Todo esto, si se mira bien, es lo menos importante. Lo que me parece pernicioso es la omisión de casi todo lo que vale la pena. La atención está acaparada por asuntos mínimos, que apenas reclaman una mención fugitiva; incluso las cuestiones importantes en sí mismas, por ejemplo las políticas, las decisiones de gobierno, se suelen presentar con una visión «doméstica», inmediata, sin conexión con proyectos de largo alcance. Es menester que se las vea como partes, pasos, etapas de una interpretación de España, de su figura, de su papel en Europa, en el mundo hispánico, en el conjunto de Occidente. Es urgente «despegar» de lo provinciano -no digamos del aldeanismo a que algunos nos invitan sin descanso- para alcanzar una visión abarcadora. Todo lo que nos pasa, lo que hacemos y, sobre todo, lo que podemos hacer, acontece en España, en su conjunto, en su totalidad, como remate actual de su historia milenaria, desde donde es posible la anticipación del porvenir. Se vive en el futuro, desde el cual se toman las decisiones, se elige entre las posibilidades. Incluso se cuenta o narra desde los proyectos. Y para ello hay que tener presente la totalidad del horizonte.

Es sorprendente que ahora mismo, cuando la proximidad del siglo XXI y del tercer milenio parecen favorecer la visión al porvenir, la anticipación se reduce a cuestiones de detalle, aunque no carezcan de importancia: el euro, las normas de la Comunidad Europea, la posible legislación general, la distribución de las ayudas. No se piensa en la función de las diversas naciones, en los papeles que pueden desempeñar en la construcción del conjunto, en lo que podría ser la gran orquesta europea, vinculada esencialmente a la otra mitad americana de Occidente.

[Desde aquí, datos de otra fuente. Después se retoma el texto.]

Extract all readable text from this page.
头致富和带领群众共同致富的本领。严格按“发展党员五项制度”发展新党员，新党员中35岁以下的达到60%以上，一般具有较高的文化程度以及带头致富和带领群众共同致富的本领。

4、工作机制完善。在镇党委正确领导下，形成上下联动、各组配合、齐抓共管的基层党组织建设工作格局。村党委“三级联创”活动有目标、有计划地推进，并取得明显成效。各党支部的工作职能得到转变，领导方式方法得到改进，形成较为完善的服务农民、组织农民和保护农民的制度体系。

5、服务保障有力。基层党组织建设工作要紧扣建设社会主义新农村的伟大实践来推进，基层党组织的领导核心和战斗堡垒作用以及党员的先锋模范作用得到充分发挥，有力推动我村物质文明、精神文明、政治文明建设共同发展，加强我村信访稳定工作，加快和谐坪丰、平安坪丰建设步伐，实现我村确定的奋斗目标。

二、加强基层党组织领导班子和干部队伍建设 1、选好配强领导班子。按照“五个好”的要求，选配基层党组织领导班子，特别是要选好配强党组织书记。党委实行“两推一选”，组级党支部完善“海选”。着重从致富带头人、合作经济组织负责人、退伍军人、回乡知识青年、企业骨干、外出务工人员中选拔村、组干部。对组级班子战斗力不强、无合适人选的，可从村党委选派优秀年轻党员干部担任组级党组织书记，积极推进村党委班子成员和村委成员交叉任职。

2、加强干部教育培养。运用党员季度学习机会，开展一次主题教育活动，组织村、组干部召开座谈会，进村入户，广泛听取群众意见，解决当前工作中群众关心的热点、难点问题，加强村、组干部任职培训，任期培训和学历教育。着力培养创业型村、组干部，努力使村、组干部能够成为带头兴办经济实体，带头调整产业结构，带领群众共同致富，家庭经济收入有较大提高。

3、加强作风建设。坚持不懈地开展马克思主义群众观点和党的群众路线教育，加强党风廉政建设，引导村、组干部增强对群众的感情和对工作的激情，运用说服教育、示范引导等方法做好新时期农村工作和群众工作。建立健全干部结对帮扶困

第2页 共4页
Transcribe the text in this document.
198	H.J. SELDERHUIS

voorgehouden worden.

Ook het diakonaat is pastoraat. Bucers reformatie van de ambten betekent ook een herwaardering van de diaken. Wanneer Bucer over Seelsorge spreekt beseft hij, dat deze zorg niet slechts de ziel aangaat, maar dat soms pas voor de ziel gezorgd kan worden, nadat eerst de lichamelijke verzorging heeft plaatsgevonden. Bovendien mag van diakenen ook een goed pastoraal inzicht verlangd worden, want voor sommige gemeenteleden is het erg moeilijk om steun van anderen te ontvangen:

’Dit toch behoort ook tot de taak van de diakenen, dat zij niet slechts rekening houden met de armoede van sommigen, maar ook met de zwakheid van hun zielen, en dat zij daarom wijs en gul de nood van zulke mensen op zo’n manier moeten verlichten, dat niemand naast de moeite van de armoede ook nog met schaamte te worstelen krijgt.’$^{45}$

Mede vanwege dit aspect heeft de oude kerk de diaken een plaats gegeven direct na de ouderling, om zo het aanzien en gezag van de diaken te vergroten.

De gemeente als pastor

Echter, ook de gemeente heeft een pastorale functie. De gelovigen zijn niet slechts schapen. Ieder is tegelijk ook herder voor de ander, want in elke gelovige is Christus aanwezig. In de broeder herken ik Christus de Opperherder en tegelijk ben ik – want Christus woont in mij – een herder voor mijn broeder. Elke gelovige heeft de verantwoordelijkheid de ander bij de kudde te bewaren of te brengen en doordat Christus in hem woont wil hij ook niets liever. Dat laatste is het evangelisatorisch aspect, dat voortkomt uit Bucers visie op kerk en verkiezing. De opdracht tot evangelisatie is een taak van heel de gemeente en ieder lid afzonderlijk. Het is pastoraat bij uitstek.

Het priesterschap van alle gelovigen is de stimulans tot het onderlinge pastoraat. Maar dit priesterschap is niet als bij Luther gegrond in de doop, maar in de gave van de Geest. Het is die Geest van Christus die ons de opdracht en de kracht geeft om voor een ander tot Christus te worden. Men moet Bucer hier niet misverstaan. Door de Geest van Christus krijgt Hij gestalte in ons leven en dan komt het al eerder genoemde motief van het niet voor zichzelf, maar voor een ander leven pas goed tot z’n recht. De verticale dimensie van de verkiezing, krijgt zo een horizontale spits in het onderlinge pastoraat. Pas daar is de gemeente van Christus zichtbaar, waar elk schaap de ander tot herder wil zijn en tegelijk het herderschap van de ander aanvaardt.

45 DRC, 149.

Lejos de esto, la mezquindad, la extrema miopía de los nacionalismos intenta desvirtuar o negar la realidad de las naciones, dentro de las cuales tienen su función extremadamente valiosa las regiones como sociedades «insertivas», a través de las cuales se inserta el individuo en su nación, a la vez que mira al horizonte programático de Europa.

La modalidad humana que es España, distinta de las demás naciones europeas, llamada a una convivencia fraternal con ellas, reclama la intensificación de su figura propia, la aportación a Europa de lo que ha sido, es y, sobre todo, puede ser. Cada nación tiene que hacer su «propuesta» articulada, llena de contenido, con su diversidad creadora.

Si esto se hiciera, si se imaginara lo que se puede ser, si se ampliara el horizonte hasta sus límites reales, todo aparecería a una nueva luz, resultaría inteligible, podría de verdad interesar, daría tensión a una convivencia inerte, podría despertar ilusión, poner ante los ojos una empresa rica de contenido en la que valdría la pena tomar parte.

Se trata de reivindicar las condiciones exigidas por la vida civilizada de personas con un larguísimo pasado a la espalda, condición de un porvenir que puede ser incitante, creador, lleno de promesas. En eso consiste la verdadera riqueza humana.